Alejandro Dumas convertiría a la reina Ana de Austria en protagonista de su célebre obra Los tres mosqueteros. Reina ejemplar para muchos pero siempre bajo sospecha del cardenal Richelieu por su origen español, su marido, el rey Luis XIII, que reinó con muchos defectos pero siempre con instinto de rey digno, se casaría con ella en un enlace acordado por sus progenitores, María de Médici y el rey Enrique IV, por parte de él, y Felipe III de España y Margarita de Austria, por parte de ella. Ambos contaban tan solo 14 años de edad y la boda se celebraría por poderes con el duque de Lerma como representante del rey en la catedral de Burgos, en 1615.


En 1635, la Guerra de los Treinta Años haría que se enfrentaran Francia y España, acentuando la tensión entre Richelieu y Ana de Austria hasta el punto de acusar este a la reina de mantener correspondencia para informar de los planes franceses a su hermano el rey Felipe IV. La situación fue tal que acabaría aislada en la propia corte, ignorada, sobre todo por su marido. Fue entonces que ocurrió el milagro que lo cambió todo: el embarazo de la reina, era el año 1638.


Toda Francia sabía de la nula relación entre los monarcas y para explicar el embarazo se difundió que durante una partida de caza, una inesperada tormenta obligaría al rey Luis XIII a refugiarse en el dormitorio de la reina, naciendo nueve meses después Luis-Dieudonné, “el niño milagro” y futuro Luis XIV.


El Rey


Luis XIII fue criado al lado de los hijos bastardos de su padre en el castillo de Saint-Germain-en-Laye en una atmósfera de desorden y depravación. Solo salió cuando su padre le llamó al palacio del Louvre para prepararle como futuro rey, cargo al que accedió con nueve años de edad. Su infancia tampoco es que fuera alegre, en parte por la presión de su padre, y lo cierto es que era más de cazar y escuchar música que de aprender latín. Su timidez y falta de confianza en sí mismo y en los demás, se mezclaron con cierta inquietud y carácter violento.


Hasta que no alcanzó la edad para poder gobernar su madre se haría cargo de la regencia. La falta de la figura paterna y la ignorancia recibida por parte de su madre -que nunca ocultaría su preferencia por su hijo pequeño, Gastón- terminarían por moldear su carácter.


La boda acordada con Ana de Austria no sería de su agrado, de hecho, la consideraba una humillación al ser española, y por tanto, una enemiga de Francia. Esto y el hecho de ser todavía muy joven hizo que no consumara su matrimonio hasta cuatro años después.

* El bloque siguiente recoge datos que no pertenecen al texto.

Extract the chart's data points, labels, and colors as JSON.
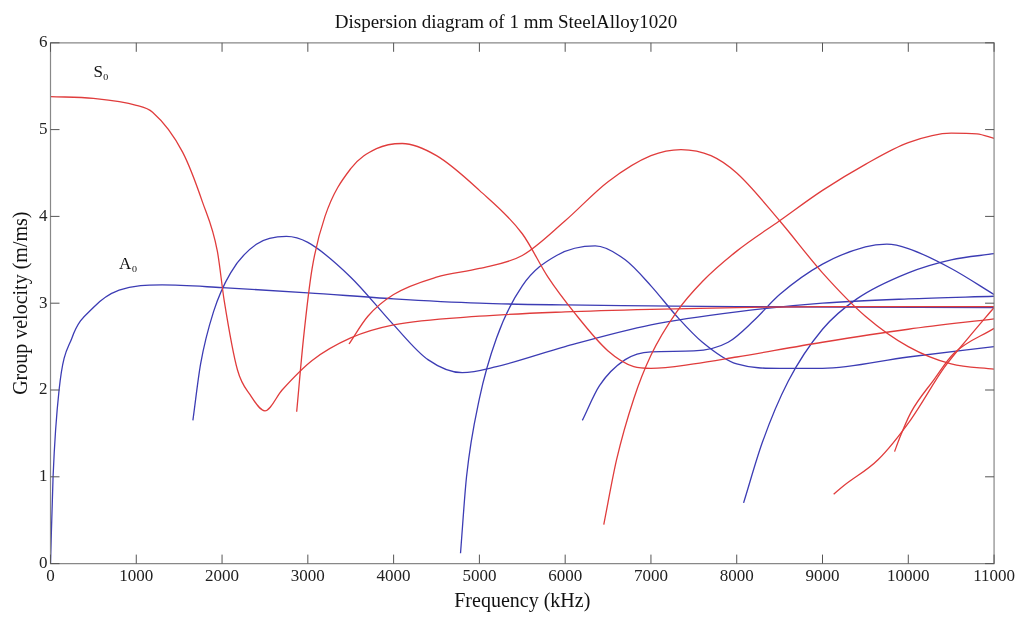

Su especial desconfianza hacia las mujeres y el tener un cierto número de “favoritos” como el duque de Luynes, el marqués de Toiras, el duque de San Simón, entre otros, alimentarían los rumores sobre su posible homosexualidad, algo que no ha quedado demostrado por ningún historiador hasta la fecha.


Los años pasaron y la débil salud del monarca hizo que en más de una ocasión estuviera a punto de morir sin heredero, algo que preocupó a todos y que alimentó la esperanza entre los pretendientes al trono.


La Reina


Ana de Austria, una auténtica belleza de la época con grandes ojos azules, cabellos rubios y tez muy blanca, daría una dote -mejor dicho, su padre el rey Felipe III- de medio millón de ducados de oro ¡toda una fortuna!, y las abundantes joyas que siempre le rodearon no le aseguraron nunca la felicidad que pretendía.


El sentirse ignorada por Luis XIII hizo que se le atribuyeran amantes como el duque de Buckingham, apuesto, noble y embajador del rey británico, quien realmente estaba enamorado de ella. Las intrigas y las habladurías en la corte no evitaron el cariño y el respeto de sus súbditos. Tras la muerte de su marido y hasta que su hijo, el futuro Luis XIV, alcanzara la edad para reinar, llevaría la regencia aconsejado por Mazarino, hasta que en 1661 se retirara al convento de Val-de-Grace, muriendo cinco años después de un  cáncer de mama. Francia la amó pero los revolucionarios franceses, sin respeto alguno, saquearían su sepultura de la catedral de Saint Denis de París, esparciendo sus restos en un vertedero público, sin duda, un final nada regio.



Chocolate y modas


El rey Luis XIII sufriría de tuberculosis que le hacía toser frecuentemente y se sugiere que padeció de la enfermedad de Crohn, falleciendo entre vómitos, diarreas y sangrías de sus médicos. En vida delegaría el gobierno del país a personas de su alrededor, mientras, Ana de Austria, siempre sospechosa por ser española, sería querida por el pueblo y su intensa vida social y su carisma impondría modas a la sociedad.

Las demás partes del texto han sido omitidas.